Scime is concerned, however, that Assisi has been losing tourists due to the extensive damage of a major earthquake that struck the province of Perugia in September 1997. The earthquake killed 10 people and damaged the Basilica of San Francesco, which was build between 1228 and 1253. St. Francis was born in Assisi in 1182.
Ever since the earthquake, many travel agents removed Assisi from their agendas. That, he stresses, is a big mistake because the major renovations and repairs in the village are now complete. He urges tourists to go to Assisi, citing the fact it is "one of the most important religious sites in the world." Assisi is located 90 miles north of Rome in the Umbria region.
A delegation representing the mayor of Assisi was in New Jersey earlier this month promoting tourism.

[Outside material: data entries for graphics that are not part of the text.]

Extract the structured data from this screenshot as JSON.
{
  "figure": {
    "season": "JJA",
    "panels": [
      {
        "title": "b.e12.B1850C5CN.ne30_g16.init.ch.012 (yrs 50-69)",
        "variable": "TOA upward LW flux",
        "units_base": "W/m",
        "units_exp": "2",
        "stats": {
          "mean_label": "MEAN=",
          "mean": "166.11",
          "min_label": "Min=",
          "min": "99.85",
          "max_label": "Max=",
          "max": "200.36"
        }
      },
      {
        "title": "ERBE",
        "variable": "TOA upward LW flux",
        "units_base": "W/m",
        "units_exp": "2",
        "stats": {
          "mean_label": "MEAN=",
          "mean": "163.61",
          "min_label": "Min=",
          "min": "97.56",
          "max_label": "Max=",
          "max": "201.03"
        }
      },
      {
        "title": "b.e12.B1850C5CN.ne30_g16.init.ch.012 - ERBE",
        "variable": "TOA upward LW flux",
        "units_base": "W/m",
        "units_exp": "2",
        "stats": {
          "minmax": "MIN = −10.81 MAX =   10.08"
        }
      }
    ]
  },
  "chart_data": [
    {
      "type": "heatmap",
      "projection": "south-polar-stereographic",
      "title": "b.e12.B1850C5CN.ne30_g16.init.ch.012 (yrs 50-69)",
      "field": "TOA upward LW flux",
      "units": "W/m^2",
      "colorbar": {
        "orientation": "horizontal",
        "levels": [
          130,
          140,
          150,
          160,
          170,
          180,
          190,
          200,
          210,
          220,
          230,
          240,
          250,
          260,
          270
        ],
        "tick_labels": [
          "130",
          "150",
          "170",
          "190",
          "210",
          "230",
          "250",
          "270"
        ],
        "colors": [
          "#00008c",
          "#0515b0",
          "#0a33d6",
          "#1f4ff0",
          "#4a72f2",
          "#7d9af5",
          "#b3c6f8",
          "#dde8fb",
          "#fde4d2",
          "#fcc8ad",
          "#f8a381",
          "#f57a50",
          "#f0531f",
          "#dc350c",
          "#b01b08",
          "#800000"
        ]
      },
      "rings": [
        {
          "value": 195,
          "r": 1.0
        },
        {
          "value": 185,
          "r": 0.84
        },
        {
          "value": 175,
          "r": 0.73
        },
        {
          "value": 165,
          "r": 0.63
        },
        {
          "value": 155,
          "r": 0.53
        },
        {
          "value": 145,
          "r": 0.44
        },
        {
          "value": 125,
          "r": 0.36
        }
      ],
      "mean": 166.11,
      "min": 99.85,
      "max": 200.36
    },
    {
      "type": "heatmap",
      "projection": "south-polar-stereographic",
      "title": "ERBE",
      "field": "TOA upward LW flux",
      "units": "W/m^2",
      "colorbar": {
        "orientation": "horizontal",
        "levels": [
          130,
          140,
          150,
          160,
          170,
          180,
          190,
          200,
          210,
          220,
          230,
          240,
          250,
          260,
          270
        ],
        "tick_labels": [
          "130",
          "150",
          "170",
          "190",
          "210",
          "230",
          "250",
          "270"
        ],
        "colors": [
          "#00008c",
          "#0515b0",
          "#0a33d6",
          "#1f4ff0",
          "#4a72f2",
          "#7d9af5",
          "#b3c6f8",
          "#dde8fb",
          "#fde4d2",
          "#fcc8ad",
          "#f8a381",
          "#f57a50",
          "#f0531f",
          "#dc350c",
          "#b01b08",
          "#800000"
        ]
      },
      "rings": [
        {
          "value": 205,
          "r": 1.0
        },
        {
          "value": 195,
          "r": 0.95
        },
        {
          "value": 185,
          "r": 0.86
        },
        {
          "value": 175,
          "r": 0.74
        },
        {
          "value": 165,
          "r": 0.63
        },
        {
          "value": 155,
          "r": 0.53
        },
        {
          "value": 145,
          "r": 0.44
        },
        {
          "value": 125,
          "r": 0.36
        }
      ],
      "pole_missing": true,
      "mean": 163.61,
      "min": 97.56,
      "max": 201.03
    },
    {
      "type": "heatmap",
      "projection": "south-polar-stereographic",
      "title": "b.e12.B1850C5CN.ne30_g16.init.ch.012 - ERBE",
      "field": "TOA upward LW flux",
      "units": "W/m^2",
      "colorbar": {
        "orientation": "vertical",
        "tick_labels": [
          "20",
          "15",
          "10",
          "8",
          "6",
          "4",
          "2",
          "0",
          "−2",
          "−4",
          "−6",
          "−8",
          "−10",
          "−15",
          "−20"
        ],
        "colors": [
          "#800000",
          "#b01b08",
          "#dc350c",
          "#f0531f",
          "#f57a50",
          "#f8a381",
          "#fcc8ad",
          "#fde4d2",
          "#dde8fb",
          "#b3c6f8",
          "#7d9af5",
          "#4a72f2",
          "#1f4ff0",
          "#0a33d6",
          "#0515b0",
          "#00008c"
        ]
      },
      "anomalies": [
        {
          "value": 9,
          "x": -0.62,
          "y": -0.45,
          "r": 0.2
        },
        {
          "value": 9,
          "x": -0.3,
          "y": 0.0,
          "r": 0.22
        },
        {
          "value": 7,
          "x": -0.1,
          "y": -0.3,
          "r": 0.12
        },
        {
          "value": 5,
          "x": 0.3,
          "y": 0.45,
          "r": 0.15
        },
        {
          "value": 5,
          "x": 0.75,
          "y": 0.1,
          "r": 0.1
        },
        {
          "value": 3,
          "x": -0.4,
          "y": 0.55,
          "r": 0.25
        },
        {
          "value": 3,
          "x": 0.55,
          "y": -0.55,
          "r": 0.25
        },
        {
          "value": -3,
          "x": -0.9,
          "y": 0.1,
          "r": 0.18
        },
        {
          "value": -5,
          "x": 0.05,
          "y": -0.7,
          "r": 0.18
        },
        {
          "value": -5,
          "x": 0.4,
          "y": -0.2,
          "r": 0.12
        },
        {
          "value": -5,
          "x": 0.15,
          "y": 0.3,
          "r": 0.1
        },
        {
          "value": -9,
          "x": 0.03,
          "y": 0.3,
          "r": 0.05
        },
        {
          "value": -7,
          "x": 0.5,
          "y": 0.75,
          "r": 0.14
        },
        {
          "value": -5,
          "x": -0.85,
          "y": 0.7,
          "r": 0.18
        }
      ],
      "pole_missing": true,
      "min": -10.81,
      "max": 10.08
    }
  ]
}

Among its stops was St. Teresa of Avila Parish to honor it for its role in establishing Assisi Musica. Msgr. Robert E. Harahan is the pastor of St. Teresa of Avila.
In addition to Scime, festival board members include Dr. Gloria Thurmond, faculty associate in the Seton Hall Department of Art and Music; Estelle Gibbs, a music teacher at St. Peter School in Belleville and Our Lady of Libera School in West New York; and Bobbie Boulware, adjunct professor of music at Seton Hall.